Perché il fenomeno è monitorato dall’Istituto Superiore di Sanità, tanto da richiedere un registro di protesi di anca e ginocchio, come richiesto dall’Anio?
“In considerazione delle dimensioni del problema, l’ISS ha strutturato un comitato scientifico dedicato alle artroprotesi, istituito dal Presidente dell’ISS nel 2008 e composto da referenti delle varie istituzioni: ISS, Ministero della Salute, rappresentanti regionali, Società Italiana di Ortopedia e Traumatologia e Assobiomedica. Il comitato scientifico ha abbracciato il progetto del Registro Italiano delle Artroprotesi (RIAP), attivo dal 2006. Il registro è uno strumento riconosciuto in ambito scientifico per condurre studi prospettici osservazionali di grandi dimensioni che ha come endpoint il fallimento dell’impianto protesico. Il registro raccoglie in modo sistematico informazioni sull’intervento chirurgico, evidenzia i fallimenti precoci e fuori norma e permette di rintracciare i pazienti a rischio. Ha come obiettivo quello di valutare l’efficacia dei dispositivi impiantati, misurandone la sopravvivenza. Inoltre, si prefigge di introdurre misure per migliorare la qualità della vita dei pazienti”.

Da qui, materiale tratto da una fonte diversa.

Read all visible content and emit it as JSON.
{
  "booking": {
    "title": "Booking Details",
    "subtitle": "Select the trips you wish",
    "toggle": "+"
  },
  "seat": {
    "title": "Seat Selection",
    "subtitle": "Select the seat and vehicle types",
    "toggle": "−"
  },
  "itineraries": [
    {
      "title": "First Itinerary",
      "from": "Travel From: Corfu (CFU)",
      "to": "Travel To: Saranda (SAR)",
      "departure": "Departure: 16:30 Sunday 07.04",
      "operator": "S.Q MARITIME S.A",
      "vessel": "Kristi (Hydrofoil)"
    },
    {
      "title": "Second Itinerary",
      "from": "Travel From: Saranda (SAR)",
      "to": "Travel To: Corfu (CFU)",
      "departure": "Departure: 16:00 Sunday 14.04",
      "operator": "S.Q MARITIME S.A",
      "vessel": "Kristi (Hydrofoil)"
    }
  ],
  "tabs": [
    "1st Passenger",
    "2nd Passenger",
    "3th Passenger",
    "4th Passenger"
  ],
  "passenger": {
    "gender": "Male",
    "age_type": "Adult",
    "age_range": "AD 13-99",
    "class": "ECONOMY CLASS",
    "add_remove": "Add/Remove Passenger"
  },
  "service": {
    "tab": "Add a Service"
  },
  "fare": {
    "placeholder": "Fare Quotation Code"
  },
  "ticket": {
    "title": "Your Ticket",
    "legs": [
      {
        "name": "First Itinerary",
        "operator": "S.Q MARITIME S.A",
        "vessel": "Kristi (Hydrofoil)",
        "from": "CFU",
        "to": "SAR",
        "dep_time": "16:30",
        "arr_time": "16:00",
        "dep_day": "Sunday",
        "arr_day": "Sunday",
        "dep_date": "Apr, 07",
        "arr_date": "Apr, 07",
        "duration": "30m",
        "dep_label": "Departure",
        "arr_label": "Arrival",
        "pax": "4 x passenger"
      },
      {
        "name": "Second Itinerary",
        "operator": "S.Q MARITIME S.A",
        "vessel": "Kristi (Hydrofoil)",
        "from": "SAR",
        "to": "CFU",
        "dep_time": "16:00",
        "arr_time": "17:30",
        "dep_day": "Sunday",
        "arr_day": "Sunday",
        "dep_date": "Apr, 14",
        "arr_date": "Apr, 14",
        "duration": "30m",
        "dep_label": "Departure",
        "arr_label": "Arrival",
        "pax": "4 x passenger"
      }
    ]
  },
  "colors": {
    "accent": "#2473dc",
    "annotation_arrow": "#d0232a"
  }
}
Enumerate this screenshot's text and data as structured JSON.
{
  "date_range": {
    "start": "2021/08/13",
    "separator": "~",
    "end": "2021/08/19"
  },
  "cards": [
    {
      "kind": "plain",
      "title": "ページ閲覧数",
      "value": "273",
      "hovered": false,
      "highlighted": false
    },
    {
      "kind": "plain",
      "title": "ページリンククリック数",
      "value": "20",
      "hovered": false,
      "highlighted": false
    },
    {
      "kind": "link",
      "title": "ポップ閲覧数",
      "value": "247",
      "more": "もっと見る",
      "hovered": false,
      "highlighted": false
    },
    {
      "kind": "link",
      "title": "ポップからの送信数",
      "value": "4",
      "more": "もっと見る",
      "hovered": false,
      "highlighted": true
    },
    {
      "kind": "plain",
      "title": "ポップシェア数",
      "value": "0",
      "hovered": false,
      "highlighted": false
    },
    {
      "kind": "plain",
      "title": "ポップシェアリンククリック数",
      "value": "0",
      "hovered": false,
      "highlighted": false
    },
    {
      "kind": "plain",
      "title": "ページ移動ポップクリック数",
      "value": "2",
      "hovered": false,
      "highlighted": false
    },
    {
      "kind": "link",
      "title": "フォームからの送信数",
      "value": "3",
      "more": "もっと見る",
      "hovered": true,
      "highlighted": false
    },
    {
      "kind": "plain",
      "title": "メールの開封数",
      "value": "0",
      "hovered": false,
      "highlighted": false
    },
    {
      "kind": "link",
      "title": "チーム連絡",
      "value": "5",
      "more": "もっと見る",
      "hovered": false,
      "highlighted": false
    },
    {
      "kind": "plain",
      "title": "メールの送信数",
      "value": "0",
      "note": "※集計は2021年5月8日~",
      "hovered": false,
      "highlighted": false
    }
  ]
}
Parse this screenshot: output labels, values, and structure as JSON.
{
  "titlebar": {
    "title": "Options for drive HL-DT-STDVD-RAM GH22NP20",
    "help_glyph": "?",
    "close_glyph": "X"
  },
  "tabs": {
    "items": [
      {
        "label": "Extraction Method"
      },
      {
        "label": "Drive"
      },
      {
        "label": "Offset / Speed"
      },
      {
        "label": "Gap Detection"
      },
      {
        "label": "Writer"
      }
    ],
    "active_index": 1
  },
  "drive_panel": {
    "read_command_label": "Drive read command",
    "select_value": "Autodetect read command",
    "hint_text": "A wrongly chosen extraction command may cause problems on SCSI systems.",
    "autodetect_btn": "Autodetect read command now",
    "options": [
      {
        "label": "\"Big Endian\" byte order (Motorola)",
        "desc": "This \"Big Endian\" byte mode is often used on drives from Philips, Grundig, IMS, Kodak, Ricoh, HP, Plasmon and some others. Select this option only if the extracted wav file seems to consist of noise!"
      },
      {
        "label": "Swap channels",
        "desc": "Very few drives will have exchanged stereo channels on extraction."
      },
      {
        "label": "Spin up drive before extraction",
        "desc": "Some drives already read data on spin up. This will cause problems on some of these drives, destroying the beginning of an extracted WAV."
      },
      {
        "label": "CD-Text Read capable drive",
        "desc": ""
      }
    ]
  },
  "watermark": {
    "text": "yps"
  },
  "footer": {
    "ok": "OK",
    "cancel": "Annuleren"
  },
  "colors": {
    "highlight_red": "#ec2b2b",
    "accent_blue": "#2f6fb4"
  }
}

Per le industrie del settore qual è il valore aggiunto dato dal report accurato e clinico di ciò che accade al malato quando subisce una protesizzazione d’arto?
“Le industrie del settore sono certamente interessate al registro per poter verificare il buon funzionamento dei prodotti messi in commercio. Il RIAP riconosce tra gli attori di questo sistema l’ISS, il Ministero della Salute, le Regioni, il chirurgo, i fabbricanti, tutti legati a doppio filo al paziente nel raggiungimento del risultato clinico funzionale. Inoltre, in un mercato globale, è impensabile non far riferimento ai dati pubblicati dai registri nazionali europei e degli altri continenti”.
Nel caso l’intervento non riuscisse, cosa accadrebbe?
“Qualora si verificasse un insuccesso, la prima cosa da fare è riconoscere la causa del fallimento che dev’essere registrato, studiato e valutato al fine di correggere e revisionare l’impianto. Le procedure di revisione comportano frequentemente l’utilizzo di strumenti clinico-diagnostici e chirurgici che non fanno parte della dotazione standard di tutti gli ospedali. In tal senso, ritengo utile la definizione di spazi sanitari dedicati e ospedali predisposti alla cura dei fallimenti delle artroprotesi”.